Doch noch einmal: Das ist zwar schade, aber vollkommen okay. Ich fühle mich dadurch absolut nicht getäuscht, weil das Endergebnis immer noch fantastisch und besser aussieht als alles, was ihr sonst so in den letzten Jahren hatten. Ich bin entsprechend definitiv bei Kirk Hamilton, der auf Kotaku schrieb: Hört auf Versprechen zu kaufen. Kauft Videospiele!
Bis Montag!
Ich halte die negativen Reaktionen auch für übertrieben. Allerdings bin ich auch nicht ganz zufrieden. Mir stören vor allem zwei Dinge (die man zudem durchaus recht einfach beheben könnte):
– das finale Spiel ist mir viel zu bunt. Hier sahen die Trailer deutlich besser aus
– Zumindest auf dem PC sollte es noch höhere Einstellungen geben (eben solche, die der Trailerqualität entsprechen). Und bitte auch ohne .ini-Fummeleien. Ob das dann flüssig läuft oder nicht, wäre mir erstmal wurscht. Es würde aber die ganzen Hater etwas beruhigen.
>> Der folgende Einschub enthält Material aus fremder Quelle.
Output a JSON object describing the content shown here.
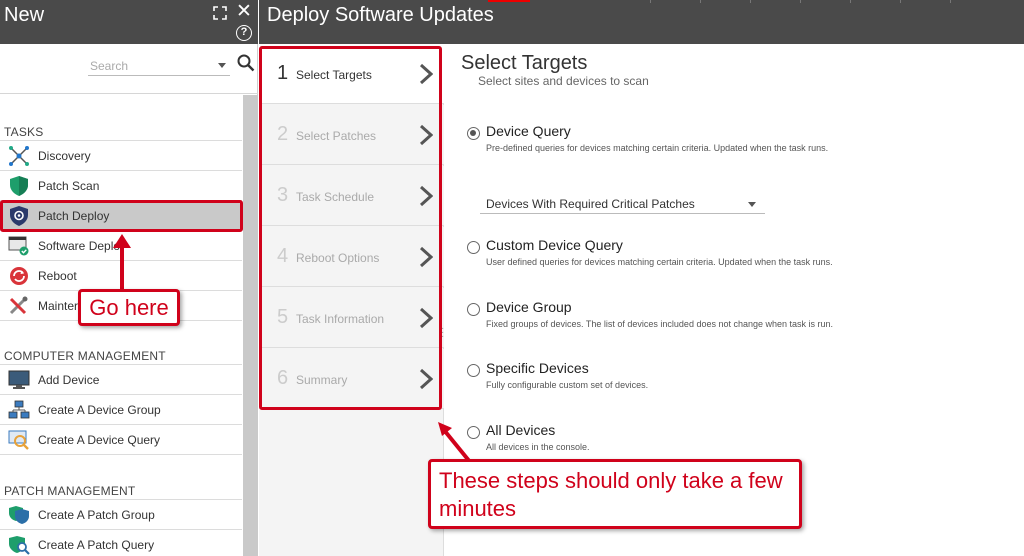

Ja, da kann ich CDPR auch nicht ganz verstehen. Ist ja nicht so, als wären sie nicht auf dem PC groß geworden und wüssten wie gerne wir unsere 20seitigen Grafikeinstellungsmenüs und unsere Crysis-Benchmarks haben.
Zu bunt finde ich das Spiel allerdings jetzt nicht. Sieht zumindest in den Videos Teil 2 sehr ähnlich.